There are allegations in the court documents, accepted by Merritt and dismissed by his colleagues, that Gaile Owens suffered significant sexual and physical violence for years during her marriage to Ronald Owens.

There are several legal options keeping Owens from Tennessee’s death chamber. Her case is headed to the U.S. Supreme Court for further appeal. In addition, U.S. District Court Judge Aleta Trauger has in place an opinion ruling Tennessee’s lethal injection protocol unconstitutional, effectively stopping the state at present from executing anyone via lethal injection.

Politically, Owens’ fate rests in the hands of Gov. Phil Bredesen or more likely his successor.

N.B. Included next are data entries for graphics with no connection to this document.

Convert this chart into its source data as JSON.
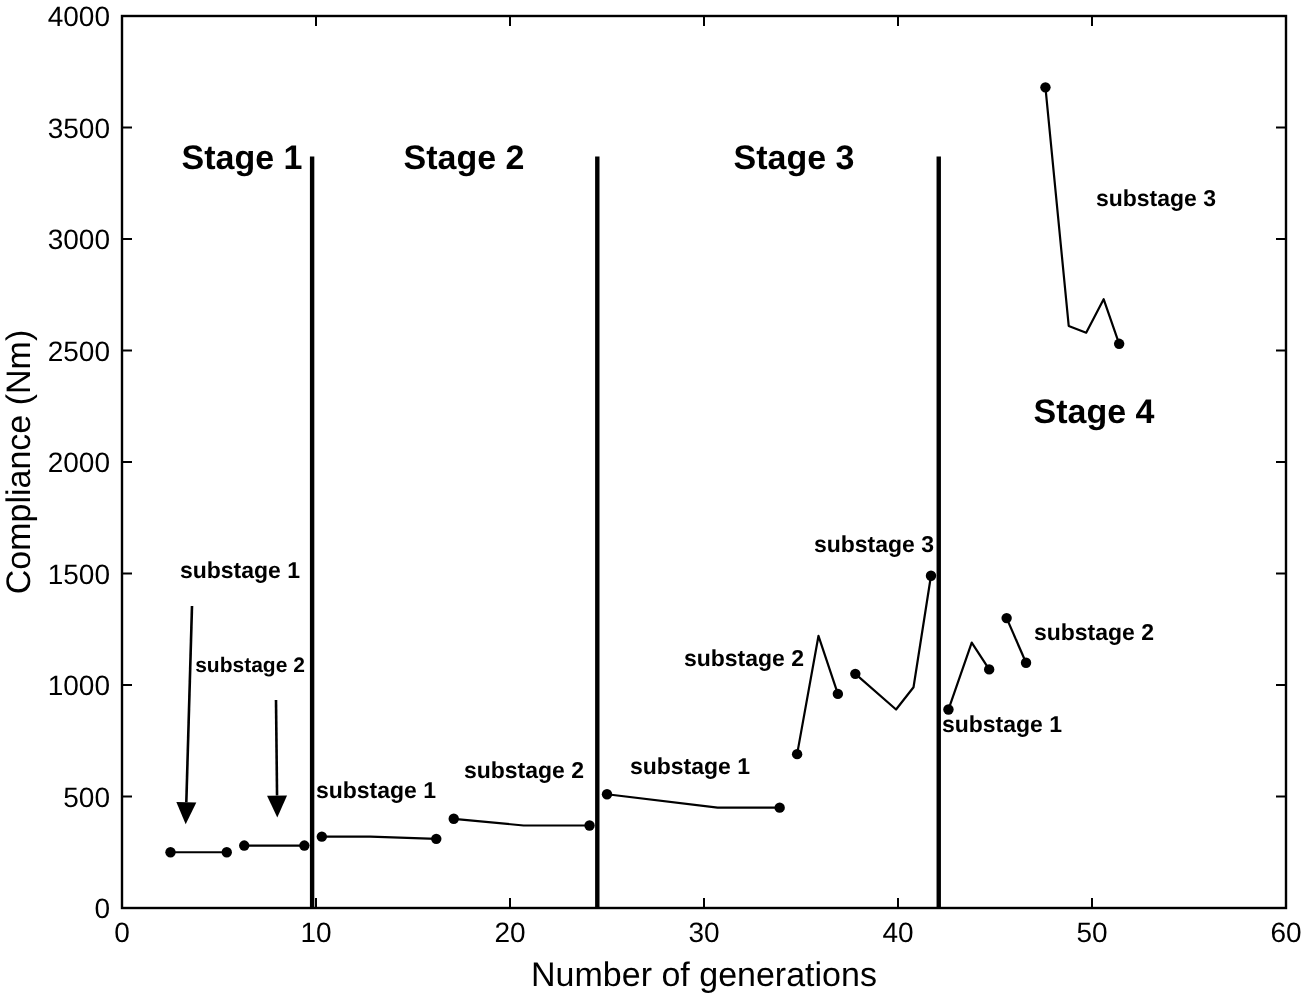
{
  "chart_data": {
    "type": "line",
    "xlabel": "Number of generations",
    "ylabel": "Compliance (Nm)",
    "xlim": [
      0,
      60
    ],
    "xticks": [
      0,
      10,
      20,
      30,
      40,
      50,
      60
    ],
    "ylim": [
      0,
      4000
    ],
    "yticks": [
      0,
      500,
      1000,
      1500,
      2000,
      2500,
      3000,
      3500,
      4000
    ],
    "line_style": "solid",
    "series": [
      {
        "color": "#000000",
        "marker": "circle",
        "x": [
          2.5,
          5.4
        ],
        "values": [
          250,
          250
        ]
      },
      {
        "color": "#000000",
        "marker": "circle",
        "x": [
          6.3,
          9.4
        ],
        "values": [
          280,
          280
        ]
      },
      {
        "color": "#000000",
        "x": [
          10.3,
          12.8,
          16.2
        ],
        "values": [
          320,
          320,
          310
        ]
      },
      {
        "color": "#000000",
        "x": [
          17.1,
          20.7,
          24.1
        ],
        "values": [
          400,
          370,
          370
        ]
      },
      {
        "color": "#000000",
        "x": [
          25.0,
          30.7,
          33.9
        ],
        "values": [
          510,
          450,
          450
        ]
      },
      {
        "color": "#000000",
        "x": [
          34.8,
          35.9,
          36.9
        ],
        "values": [
          690,
          1220,
          960
        ]
      },
      {
        "color": "#000000",
        "x": [
          37.8,
          39.9,
          40.8,
          41.7
        ],
        "values": [
          1050,
          890,
          990,
          1490
        ]
      },
      {
        "color": "#000000",
        "x": [
          42.6,
          43.8,
          44.7
        ],
        "values": [
          890,
          1190,
          1070
        ]
      },
      {
        "color": "#000000",
        "marker": "circle",
        "x": [
          45.6,
          46.6
        ],
        "values": [
          1300,
          1100
        ]
      },
      {
        "color": "#000000",
        "x": [
          47.6,
          48.8,
          49.7,
          50.6,
          51.4
        ],
        "values": [
          3680,
          2610,
          2580,
          2730,
          2530
        ]
      },
      {
        "color": "#000000",
        "marker": "none",
        "x": [
          9.8,
          9.8
        ],
        "values": [
          0,
          3370
        ]
      },
      {
        "color": "#000000",
        "marker": "none",
        "x": [
          24.5,
          24.5
        ],
        "values": [
          0,
          3370
        ]
      },
      {
        "color": "#000000",
        "marker": "none",
        "x": [
          42.1,
          42.1
        ],
        "values": [
          0,
          3370
        ]
      }
    ],
    "annotations": [
      "substage 1",
      "substage 2",
      "Stage 1",
      "Stage 2",
      "Stage 3",
      "Stage 4",
      "substage 3",
      "substage 1",
      "substage 2",
      "substage 1",
      "substage 2",
      "substage 3",
      "substage 1",
      "substage 2"
    ]
  }
}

The State of Tennessee is a staunchly pro-death penalty state that has executed four men since capital punishment was reinstated in the United States in 1976 — three of them under Bredesen including the controversial electrocution of Daryl K. Holton last year. Nationally, there have been 1,136 executions in that same time frame. Only 11 of those executed have been women. There are currently 87 people on death row in Tennessee, two of them are women.

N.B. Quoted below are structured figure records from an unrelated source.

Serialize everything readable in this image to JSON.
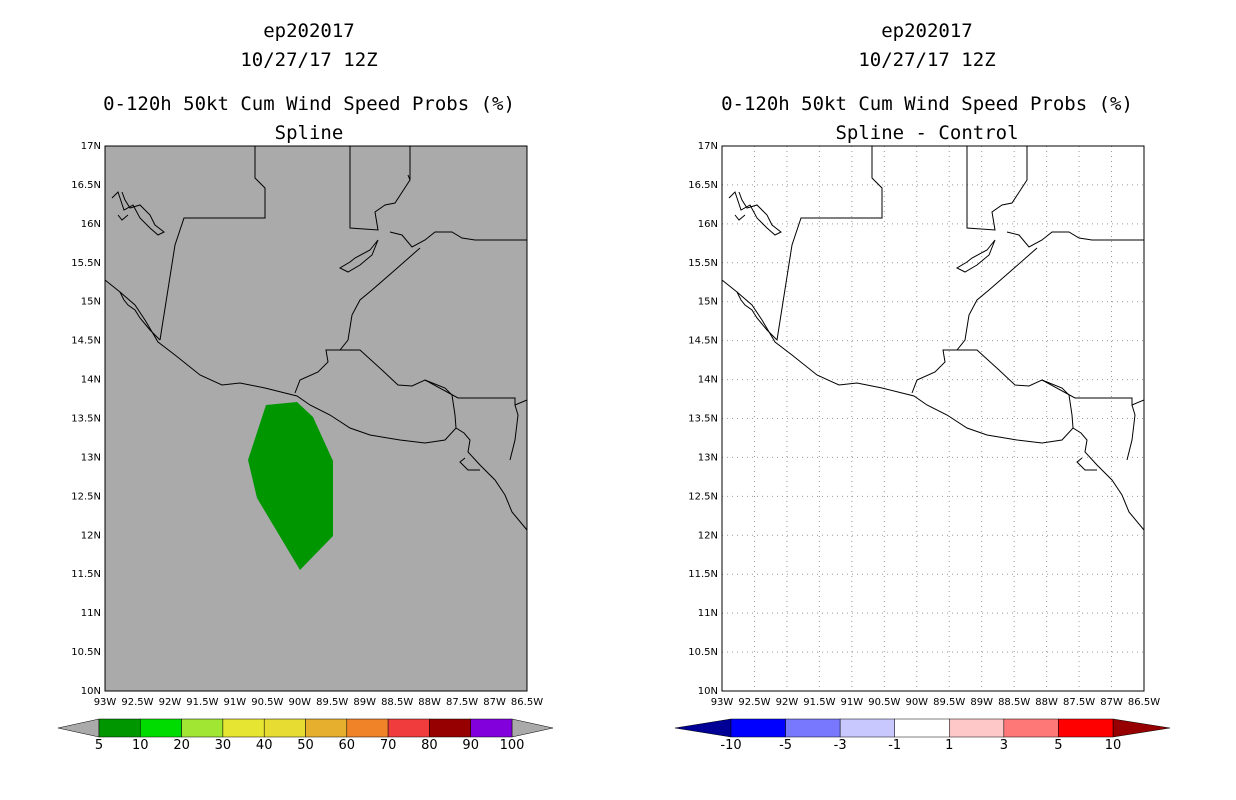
{
  "panels": [
    {
      "title_line1": "ep202017",
      "title_line2": "10/27/17 12Z",
      "title_line3": "0-120h 50kt Cum Wind Speed Probs (%)",
      "subtitle": "Spline",
      "background": "#aaaaaa",
      "probability_region_color": "#009600",
      "colorbar_labels": [
        "5",
        "10",
        "20",
        "30",
        "40",
        "50",
        "60",
        "70",
        "80",
        "90",
        "100"
      ],
      "colorbar_colors": [
        "#009600",
        "#00dc00",
        "#a0e632",
        "#e6e632",
        "#e6dc32",
        "#e6af2d",
        "#f08228",
        "#f03c3c",
        "#960000",
        "#8200dc"
      ],
      "colorbar_end_color": "#aaaaaa"
    },
    {
      "title_line1": "ep202017",
      "title_line2": "10/27/17 12Z",
      "title_line3": "0-120h 50kt Cum Wind Speed Probs (%)",
      "subtitle": "Spline - Control",
      "background": "#ffffff",
      "colorbar_labels": [
        "-10",
        "-5",
        "-3",
        "-1",
        "1",
        "3",
        "5",
        "10"
      ],
      "colorbar_colors": [
        "#0000ff",
        "#7878ff",
        "#c8c8ff",
        "#ffffff",
        "#ffc8c8",
        "#ff7878",
        "#ff0000"
      ],
      "colorbar_left_end_color": "#000096",
      "colorbar_right_end_color": "#960000"
    }
  ],
  "map": {
    "lat_labels": [
      "17N",
      "16.5N",
      "16N",
      "15.5N",
      "15N",
      "14.5N",
      "14N",
      "13.5N",
      "13N",
      "12.5N",
      "12N",
      "11.5N",
      "11N",
      "10.5N",
      "10N"
    ],
    "lon_labels": [
      "93W",
      "92.5W",
      "92W",
      "91.5W",
      "91W",
      "90.5W",
      "90W",
      "89.5W",
      "89W",
      "88.5W",
      "88W",
      "87.5W",
      "87W",
      "86.5W"
    ]
  }
}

In many cases, executing a woman has tested the resolve of proponents of state executions, perhaps none more so than the 1998 execution of Karla Faye Tucker in Texas.

Tucker became a cause célèbre despite having been convicted of killing another woman with a pickaxe. Prominent figures from then-Speaker of the House Newt Gingrich to televangelist Pat Robertson championed her cause and asked then Texas Gov. George W. Bush to commute her sentence. Bush let the execution go through on Feb. 3, 1998.

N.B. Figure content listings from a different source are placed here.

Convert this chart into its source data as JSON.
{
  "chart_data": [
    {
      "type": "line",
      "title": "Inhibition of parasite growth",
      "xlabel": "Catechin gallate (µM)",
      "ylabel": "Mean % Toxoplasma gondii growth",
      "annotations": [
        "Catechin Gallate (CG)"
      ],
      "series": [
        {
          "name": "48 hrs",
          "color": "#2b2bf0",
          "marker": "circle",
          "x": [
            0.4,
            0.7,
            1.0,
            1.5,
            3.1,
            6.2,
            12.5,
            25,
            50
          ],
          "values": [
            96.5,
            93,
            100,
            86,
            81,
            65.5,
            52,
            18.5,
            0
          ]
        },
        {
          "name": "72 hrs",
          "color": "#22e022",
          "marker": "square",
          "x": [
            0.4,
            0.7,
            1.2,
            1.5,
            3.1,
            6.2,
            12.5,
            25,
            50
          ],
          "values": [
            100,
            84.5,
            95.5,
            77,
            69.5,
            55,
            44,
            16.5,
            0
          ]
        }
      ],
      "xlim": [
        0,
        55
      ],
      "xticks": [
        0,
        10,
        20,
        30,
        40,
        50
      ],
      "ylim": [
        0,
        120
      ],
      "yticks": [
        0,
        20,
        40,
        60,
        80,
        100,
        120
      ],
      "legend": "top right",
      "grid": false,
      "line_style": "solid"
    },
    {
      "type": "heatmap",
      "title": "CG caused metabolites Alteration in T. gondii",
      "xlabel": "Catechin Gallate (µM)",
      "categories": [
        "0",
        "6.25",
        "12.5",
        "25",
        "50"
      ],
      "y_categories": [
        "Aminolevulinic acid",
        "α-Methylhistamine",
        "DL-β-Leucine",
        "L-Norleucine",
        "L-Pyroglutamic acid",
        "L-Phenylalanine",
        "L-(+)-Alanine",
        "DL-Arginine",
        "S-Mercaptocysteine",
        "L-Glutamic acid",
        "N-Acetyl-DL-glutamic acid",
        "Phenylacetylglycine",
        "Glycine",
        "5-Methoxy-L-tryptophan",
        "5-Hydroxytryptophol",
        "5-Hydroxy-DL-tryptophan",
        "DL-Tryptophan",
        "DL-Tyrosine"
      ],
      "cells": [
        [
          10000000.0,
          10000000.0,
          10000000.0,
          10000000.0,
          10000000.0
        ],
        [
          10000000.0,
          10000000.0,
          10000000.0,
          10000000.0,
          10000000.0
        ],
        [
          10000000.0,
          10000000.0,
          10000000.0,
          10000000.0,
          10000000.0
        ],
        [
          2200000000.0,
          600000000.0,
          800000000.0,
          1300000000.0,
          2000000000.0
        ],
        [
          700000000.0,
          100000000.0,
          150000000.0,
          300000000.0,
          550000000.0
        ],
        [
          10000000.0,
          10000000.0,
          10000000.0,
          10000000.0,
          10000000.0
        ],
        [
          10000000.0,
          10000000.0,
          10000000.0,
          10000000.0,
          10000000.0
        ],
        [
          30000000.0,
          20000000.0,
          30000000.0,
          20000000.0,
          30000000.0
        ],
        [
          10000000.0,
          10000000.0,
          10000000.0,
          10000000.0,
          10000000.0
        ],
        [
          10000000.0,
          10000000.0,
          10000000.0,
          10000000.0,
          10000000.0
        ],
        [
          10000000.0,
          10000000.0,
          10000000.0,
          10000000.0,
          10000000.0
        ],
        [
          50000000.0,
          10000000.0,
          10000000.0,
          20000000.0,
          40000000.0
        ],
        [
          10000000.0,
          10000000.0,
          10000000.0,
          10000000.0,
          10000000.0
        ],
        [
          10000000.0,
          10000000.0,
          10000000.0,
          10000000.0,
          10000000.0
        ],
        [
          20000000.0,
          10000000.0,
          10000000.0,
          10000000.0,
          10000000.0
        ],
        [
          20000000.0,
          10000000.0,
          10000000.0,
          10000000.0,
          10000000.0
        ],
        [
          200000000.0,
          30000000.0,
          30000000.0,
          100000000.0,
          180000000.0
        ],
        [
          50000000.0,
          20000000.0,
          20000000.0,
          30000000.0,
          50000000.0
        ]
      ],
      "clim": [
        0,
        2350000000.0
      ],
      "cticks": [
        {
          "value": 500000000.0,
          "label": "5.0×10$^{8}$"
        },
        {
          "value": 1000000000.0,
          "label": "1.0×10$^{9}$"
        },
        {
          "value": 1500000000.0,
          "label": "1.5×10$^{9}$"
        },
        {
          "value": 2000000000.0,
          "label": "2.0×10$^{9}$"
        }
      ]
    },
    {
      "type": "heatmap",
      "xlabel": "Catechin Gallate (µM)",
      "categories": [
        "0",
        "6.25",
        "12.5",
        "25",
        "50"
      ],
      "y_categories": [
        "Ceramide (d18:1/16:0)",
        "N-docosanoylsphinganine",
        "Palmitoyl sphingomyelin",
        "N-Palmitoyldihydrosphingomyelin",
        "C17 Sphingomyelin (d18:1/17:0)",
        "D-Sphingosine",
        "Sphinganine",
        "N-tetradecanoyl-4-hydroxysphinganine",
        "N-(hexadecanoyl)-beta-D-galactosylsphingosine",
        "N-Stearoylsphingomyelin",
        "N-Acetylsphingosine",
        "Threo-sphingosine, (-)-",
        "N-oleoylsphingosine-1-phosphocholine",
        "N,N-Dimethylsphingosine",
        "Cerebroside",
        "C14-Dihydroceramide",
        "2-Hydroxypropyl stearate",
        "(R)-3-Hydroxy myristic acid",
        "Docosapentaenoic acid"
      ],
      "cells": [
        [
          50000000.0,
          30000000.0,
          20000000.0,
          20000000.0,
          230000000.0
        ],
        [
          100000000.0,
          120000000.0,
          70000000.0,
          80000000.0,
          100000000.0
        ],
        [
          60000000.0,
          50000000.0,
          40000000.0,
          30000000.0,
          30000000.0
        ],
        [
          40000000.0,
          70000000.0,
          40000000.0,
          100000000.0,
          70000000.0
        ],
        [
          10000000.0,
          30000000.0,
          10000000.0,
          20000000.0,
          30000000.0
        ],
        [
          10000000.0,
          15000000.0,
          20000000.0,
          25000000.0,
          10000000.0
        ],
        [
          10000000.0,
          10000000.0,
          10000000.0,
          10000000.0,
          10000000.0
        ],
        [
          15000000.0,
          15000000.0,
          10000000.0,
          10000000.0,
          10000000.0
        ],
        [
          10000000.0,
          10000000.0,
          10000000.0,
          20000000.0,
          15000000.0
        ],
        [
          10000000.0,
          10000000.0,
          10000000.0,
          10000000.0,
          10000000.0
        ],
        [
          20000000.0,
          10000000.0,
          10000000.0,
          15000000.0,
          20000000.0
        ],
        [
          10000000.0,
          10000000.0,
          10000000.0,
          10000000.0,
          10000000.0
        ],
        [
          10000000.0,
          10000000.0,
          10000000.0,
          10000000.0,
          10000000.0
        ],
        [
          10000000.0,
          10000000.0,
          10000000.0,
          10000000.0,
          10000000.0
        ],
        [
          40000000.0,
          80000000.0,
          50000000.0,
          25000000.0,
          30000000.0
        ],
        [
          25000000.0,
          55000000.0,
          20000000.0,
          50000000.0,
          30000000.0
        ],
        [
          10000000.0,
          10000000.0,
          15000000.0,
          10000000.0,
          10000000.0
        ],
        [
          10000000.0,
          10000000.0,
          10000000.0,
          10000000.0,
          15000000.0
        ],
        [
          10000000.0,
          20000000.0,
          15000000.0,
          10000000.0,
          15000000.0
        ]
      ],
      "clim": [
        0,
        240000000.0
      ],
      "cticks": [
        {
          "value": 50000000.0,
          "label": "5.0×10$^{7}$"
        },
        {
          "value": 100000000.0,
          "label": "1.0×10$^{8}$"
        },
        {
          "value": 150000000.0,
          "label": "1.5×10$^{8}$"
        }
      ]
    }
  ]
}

Did conservatives like Gingrich and Robertson support clemency because Tucker had become a devout Christian while incarcerated or because they believed that she had been reformed? Many men who have walked the “last mile” have claimed religion and reform before their demise, without the support of God’s gatekeepers. Was their support forthcoming because it involved executing a woman? In the decade since Tucker’s execution the questions remain.

There is no question that Owens is guilty of murder-for-hire. She had been willing to accept a plea bargain originally offered to her by prosecutors if she and her accomplice Porterfield pleaded guilty and accepted a sentence of life without parole. Porterfield rolled the dice and rejected the offer, landing them both on death row.

Still, Rector and others maintain the problems they see in the Owens case are reflected in most of Tennessee’s death row cases.

“The case of Gaile Owens is a tragic story of abuse and murder which has caused her family and community great suffering,” Rector said. “At the same time, Owens sentence is also very problematic given the lack of adequate representation she received at trial as well as the prosecutor’s failure to turn over important evidence to the defense. Even more troubling, the problems highlighted in this case are not isolated ones since many of the other nearly 100 individuals on Tennessee’s death row have similar issues in their cases.”

The case will continue to wind through the legal process and judges will ponder Owens’ fate as well as the future of Tennessee’s lethal injection procedure. Meanwhile, Bredesen and every possible candidate for governor in 2010 will have to decide what they will do if the courts put the final decision in their hands.